The last thing is, regardless of the descriptions Miéville gives on the host aliens, I had a really hard time visualizing them.  Maybe it’s a deficiency in my imagination, I have no clue.  They were utterly unlike any alien species I’ve ever encountered in television, movies, and the little bit of science fiction I have read.   I even took it upon myself to look up artist renditions after I finished the novel.  They’re absolutely fascinating creatures, I just wished I could have more fully recreated them in my mind at the time of reading.  Here’s the recreation I found online, though I cannot find the actual source of the image, so I apologize.

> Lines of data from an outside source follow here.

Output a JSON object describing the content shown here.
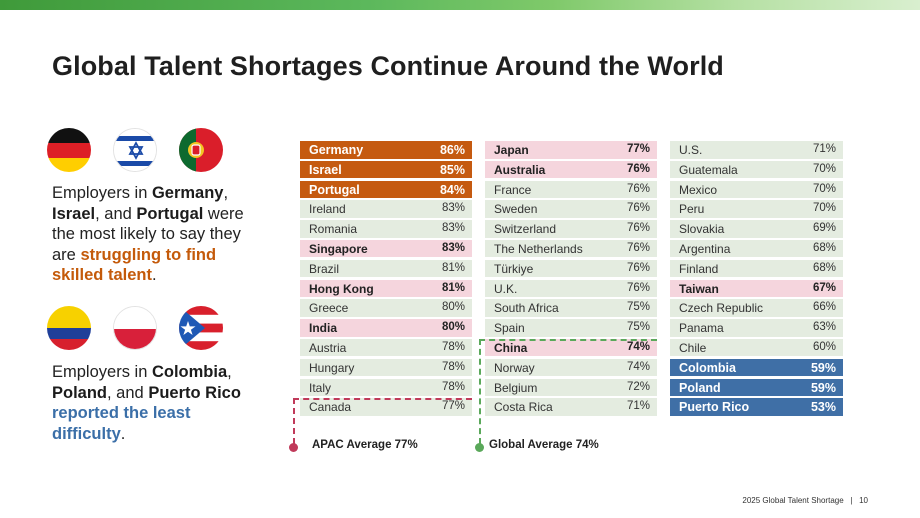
{
  "title": "Global Talent Shortages Continue Around the World",
  "colors": {
    "orange": "#c55a10",
    "pink": "#f5d5dd",
    "blue": "#3f6fa6",
    "neutral": "#e4ece0",
    "apac": "#c03a5a",
    "global": "#5aa85a"
  },
  "blurb_top": {
    "p1": "Employers in ",
    "c1": "Germany",
    "p2": ",",
    "c2": "Israel",
    "p3": ", and ",
    "c3": "Portugal",
    "p4": " were the most likely to say they are ",
    "emph": "struggling to find skilled talent",
    "p5": "."
  },
  "blurb_bottom": {
    "p1": "Employers in ",
    "c1": "Colombia",
    "p2": ",",
    "c2": "Poland",
    "p3": ", and ",
    "c3": "Puerto Rico",
    "p4": " ",
    "emph": "reported the least difficulty",
    "p5": "."
  },
  "flags": [
    "germany-flag-icon",
    "israel-flag-icon",
    "portugal-flag-icon",
    "colombia-flag-icon",
    "poland-flag-icon",
    "puerto-rico-flag-icon"
  ],
  "columns": [
    [
      {
        "name": "Germany",
        "pct": "86%",
        "style": "orange"
      },
      {
        "name": "Israel",
        "pct": "85%",
        "style": "orange"
      },
      {
        "name": "Portugal",
        "pct": "84%",
        "style": "orange"
      },
      {
        "name": "Ireland",
        "pct": "83%",
        "style": "neutral"
      },
      {
        "name": "Romania",
        "pct": "83%",
        "style": "neutral"
      },
      {
        "name": "Singapore",
        "pct": "83%",
        "style": "pink"
      },
      {
        "name": "Brazil",
        "pct": "81%",
        "style": "neutral"
      },
      {
        "name": "Hong Kong",
        "pct": "81%",
        "style": "pink"
      },
      {
        "name": "Greece",
        "pct": "80%",
        "style": "neutral"
      },
      {
        "name": "India",
        "pct": "80%",
        "style": "pink"
      },
      {
        "name": "Austria",
        "pct": "78%",
        "style": "neutral"
      },
      {
        "name": "Hungary",
        "pct": "78%",
        "style": "neutral"
      },
      {
        "name": "Italy",
        "pct": "78%",
        "style": "neutral"
      },
      {
        "name": "Canada",
        "pct": "77%",
        "style": "neutral"
      }
    ],
    [
      {
        "name": "Japan",
        "pct": "77%",
        "style": "pink"
      },
      {
        "name": "Australia",
        "pct": "76%",
        "style": "pink"
      },
      {
        "name": "France",
        "pct": "76%",
        "style": "neutral"
      },
      {
        "name": "Sweden",
        "pct": "76%",
        "style": "neutral"
      },
      {
        "name": "Switzerland",
        "pct": "76%",
        "style": "neutral"
      },
      {
        "name": "The Netherlands",
        "pct": "76%",
        "style": "neutral"
      },
      {
        "name": "Türkiye",
        "pct": "76%",
        "style": "neutral"
      },
      {
        "name": "U.K.",
        "pct": "76%",
        "style": "neutral"
      },
      {
        "name": "South Africa",
        "pct": "75%",
        "style": "neutral"
      },
      {
        "name": "Spain",
        "pct": "75%",
        "style": "neutral"
      },
      {
        "name": "China",
        "pct": "74%",
        "style": "pink"
      },
      {
        "name": "Norway",
        "pct": "74%",
        "style": "neutral"
      },
      {
        "name": "Belgium",
        "pct": "72%",
        "style": "neutral"
      },
      {
        "name": "Costa Rica",
        "pct": "71%",
        "style": "neutral"
      }
    ],
    [
      {
        "name": "U.S.",
        "pct": "71%",
        "style": "neutral"
      },
      {
        "name": "Guatemala",
        "pct": "70%",
        "style": "neutral"
      },
      {
        "name": "Mexico",
        "pct": "70%",
        "style": "neutral"
      },
      {
        "name": "Peru",
        "pct": "70%",
        "style": "neutral"
      },
      {
        "name": "Slovakia",
        "pct": "69%",
        "style": "neutral"
      },
      {
        "name": "Argentina",
        "pct": "68%",
        "style": "neutral"
      },
      {
        "name": "Finland",
        "pct": "68%",
        "style": "neutral"
      },
      {
        "name": "Taiwan",
        "pct": "67%",
        "style": "pink"
      },
      {
        "name": "Czech Republic",
        "pct": "66%",
        "style": "neutral"
      },
      {
        "name": "Panama",
        "pct": "63%",
        "style": "neutral"
      },
      {
        "name": "Chile",
        "pct": "60%",
        "style": "neutral"
      },
      {
        "name": "Colombia",
        "pct": "59%",
        "style": "blue"
      },
      {
        "name": "Poland",
        "pct": "59%",
        "style": "blue"
      },
      {
        "name": "Puerto Rico",
        "pct": "53%",
        "style": "blue"
      }
    ]
  ],
  "legend": {
    "apac": "APAC Average 77%",
    "global": "Global Average 74%"
  },
  "footer": {
    "report": "2025 Global Talent Shortage",
    "sep": "|",
    "page": "10"
  }
}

Overall, I recommend this book if you’re looking into getting into a deep read with a complex, alien world and concepts that will take you quite a few pages to work out completely.  It’s an arduous journey, but to me, it was worth it in the end.  I am better for it.  And I can assure you I’ll be reading more Miéville in the future.  I have a physical copy of Perdido Street Station laying on my desk, actually…  Tempting.

Note: It was also, interestingly enough, my first full read on my new Kindle, which I enjoyed more than I thought I ever would, coming from one of those physical book only mindsets.  Though now I really want a physical copy for my bookshelf, but there’s that problem of “I’m a broke college student and need to buy textbooks and pay my apartment’s rent” issue.  First world problems at their finest.